The pre-conference dinner this year was attended by about 40 invited guests. In a very moving moment, a candle was lit in memory of a 19-year-old Norwegian woman with ME/CFS, who had recently died in her sleep. Following the candle lighting, Norwegian journalist Jorgen Jelstad gave a quietly firm and inspiring talk about the importance of words in describing, depicting or characterizing this illness - "Words Matter".  Hopefully, copies of this speech will be available to others. His talk had the great theme of optimism to it. Jorgen has written a book in Norwegian on ME/CFS entitled “De Bortgjemte” (The Hidden Ones).
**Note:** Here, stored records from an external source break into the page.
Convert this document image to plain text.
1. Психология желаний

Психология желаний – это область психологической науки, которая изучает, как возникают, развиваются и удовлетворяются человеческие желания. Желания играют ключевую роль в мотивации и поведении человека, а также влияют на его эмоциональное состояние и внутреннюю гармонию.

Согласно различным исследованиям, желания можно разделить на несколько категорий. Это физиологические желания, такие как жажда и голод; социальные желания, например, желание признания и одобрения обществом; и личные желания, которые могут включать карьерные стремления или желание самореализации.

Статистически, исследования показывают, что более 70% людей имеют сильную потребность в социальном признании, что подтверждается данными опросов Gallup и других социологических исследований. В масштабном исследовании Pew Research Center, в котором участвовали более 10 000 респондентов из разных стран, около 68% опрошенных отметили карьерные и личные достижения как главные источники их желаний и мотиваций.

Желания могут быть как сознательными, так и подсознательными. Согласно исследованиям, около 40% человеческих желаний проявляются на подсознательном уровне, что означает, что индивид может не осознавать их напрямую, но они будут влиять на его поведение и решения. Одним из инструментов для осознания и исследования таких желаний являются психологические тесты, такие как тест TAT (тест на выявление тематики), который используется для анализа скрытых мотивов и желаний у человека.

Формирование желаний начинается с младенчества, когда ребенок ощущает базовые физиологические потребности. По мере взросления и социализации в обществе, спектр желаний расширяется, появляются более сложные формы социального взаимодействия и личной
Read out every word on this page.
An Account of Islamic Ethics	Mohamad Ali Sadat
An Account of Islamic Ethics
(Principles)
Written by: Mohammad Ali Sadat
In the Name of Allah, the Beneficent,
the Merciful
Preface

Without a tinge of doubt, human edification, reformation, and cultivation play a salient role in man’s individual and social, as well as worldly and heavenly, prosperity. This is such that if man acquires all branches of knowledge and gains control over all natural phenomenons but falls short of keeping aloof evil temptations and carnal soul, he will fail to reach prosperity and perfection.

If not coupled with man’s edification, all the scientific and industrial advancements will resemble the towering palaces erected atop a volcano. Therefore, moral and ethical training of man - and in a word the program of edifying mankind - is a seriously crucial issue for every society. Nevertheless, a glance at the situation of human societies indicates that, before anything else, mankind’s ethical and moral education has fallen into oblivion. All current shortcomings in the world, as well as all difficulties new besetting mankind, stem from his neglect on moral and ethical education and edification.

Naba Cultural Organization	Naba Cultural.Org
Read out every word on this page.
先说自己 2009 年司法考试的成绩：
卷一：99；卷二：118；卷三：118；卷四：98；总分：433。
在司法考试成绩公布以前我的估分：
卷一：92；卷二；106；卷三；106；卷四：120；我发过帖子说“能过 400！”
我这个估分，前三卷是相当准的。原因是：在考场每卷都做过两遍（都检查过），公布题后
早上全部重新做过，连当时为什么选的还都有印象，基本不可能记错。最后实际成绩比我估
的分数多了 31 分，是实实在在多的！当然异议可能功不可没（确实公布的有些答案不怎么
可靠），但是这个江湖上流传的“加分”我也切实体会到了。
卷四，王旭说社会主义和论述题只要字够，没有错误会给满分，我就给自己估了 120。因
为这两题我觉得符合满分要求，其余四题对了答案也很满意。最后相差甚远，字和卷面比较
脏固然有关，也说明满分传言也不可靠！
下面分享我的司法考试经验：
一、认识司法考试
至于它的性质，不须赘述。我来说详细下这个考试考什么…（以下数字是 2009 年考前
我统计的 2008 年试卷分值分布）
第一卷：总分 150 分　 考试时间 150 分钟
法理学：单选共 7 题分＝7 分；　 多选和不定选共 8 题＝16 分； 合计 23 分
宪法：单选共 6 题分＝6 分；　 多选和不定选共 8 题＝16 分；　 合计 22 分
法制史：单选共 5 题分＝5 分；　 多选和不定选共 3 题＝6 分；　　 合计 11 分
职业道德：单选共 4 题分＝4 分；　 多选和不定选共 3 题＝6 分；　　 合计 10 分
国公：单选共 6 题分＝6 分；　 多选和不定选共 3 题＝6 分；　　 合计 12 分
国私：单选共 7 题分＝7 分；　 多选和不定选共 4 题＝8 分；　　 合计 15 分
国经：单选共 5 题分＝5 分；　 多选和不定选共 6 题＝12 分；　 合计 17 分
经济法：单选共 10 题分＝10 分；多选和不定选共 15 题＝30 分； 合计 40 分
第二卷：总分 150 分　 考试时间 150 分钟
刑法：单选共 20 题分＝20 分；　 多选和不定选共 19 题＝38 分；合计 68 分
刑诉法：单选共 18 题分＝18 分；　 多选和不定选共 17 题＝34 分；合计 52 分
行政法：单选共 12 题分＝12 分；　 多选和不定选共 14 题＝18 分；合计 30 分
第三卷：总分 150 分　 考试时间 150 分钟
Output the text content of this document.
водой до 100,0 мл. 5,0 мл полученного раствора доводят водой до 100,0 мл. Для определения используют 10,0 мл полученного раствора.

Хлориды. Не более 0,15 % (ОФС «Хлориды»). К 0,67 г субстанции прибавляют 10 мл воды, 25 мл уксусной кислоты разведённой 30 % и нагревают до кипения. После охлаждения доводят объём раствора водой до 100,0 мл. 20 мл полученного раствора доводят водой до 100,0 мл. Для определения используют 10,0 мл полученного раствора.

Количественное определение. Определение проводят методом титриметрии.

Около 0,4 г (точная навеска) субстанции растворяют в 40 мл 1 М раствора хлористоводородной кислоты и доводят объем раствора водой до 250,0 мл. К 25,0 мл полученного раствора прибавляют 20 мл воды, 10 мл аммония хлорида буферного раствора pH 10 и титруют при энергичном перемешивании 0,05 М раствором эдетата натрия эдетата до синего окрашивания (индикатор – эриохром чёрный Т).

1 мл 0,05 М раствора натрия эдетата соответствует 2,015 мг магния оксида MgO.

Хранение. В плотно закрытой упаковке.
To me it seemed as if Jorgen Jelstad picked up and amplified the reverberations that were circulating in the dining room that evening - and that were equally on full display at the conference the next day. Optimism ruled the day in a way that I have never seen before. The message that was brought forth over and over is that serious ME/CFS research had "turned a corner" and good things are going to happen in the near future. A talk by Dr. Dan Peterson the next day emphasized this point. 

This type of research meeting sets a very important precedent, one that needs be continued - and it will be. Several other such efforts in the past have died on the vine, and this is very sad. This heightened InvestinME effort is a breath of fresh air.

It has come to my attention that Dr. Andreas Kogelnik is sponsoring a private research discussion in NYC in June on various important matters in ME/CFS treatment and research. I am sure that there will be some public mention of this exciting event. It is also expected that the Mt. Sinai ME/CFS Center will be holding another conference this year, and maybe they too will adopt this format of concentrated private discussion among “like-minded” people. In this fashion, things might actually happen, and we can avoid some of the pitfalls of the past.

It should not go unnoticed that two very fine writers - Hillary Johnson and Jorgen Jelstad - have bookended these recent InvestinME conference dinners. We can speak of heightened and serious research and that is very good. But we cannot forget the voices that guide us, guide us emotionally through this torn landscape, delivering inspiration, direction and, most importantly, the history of this very serious illness. Great thanks needs to be given for these voices.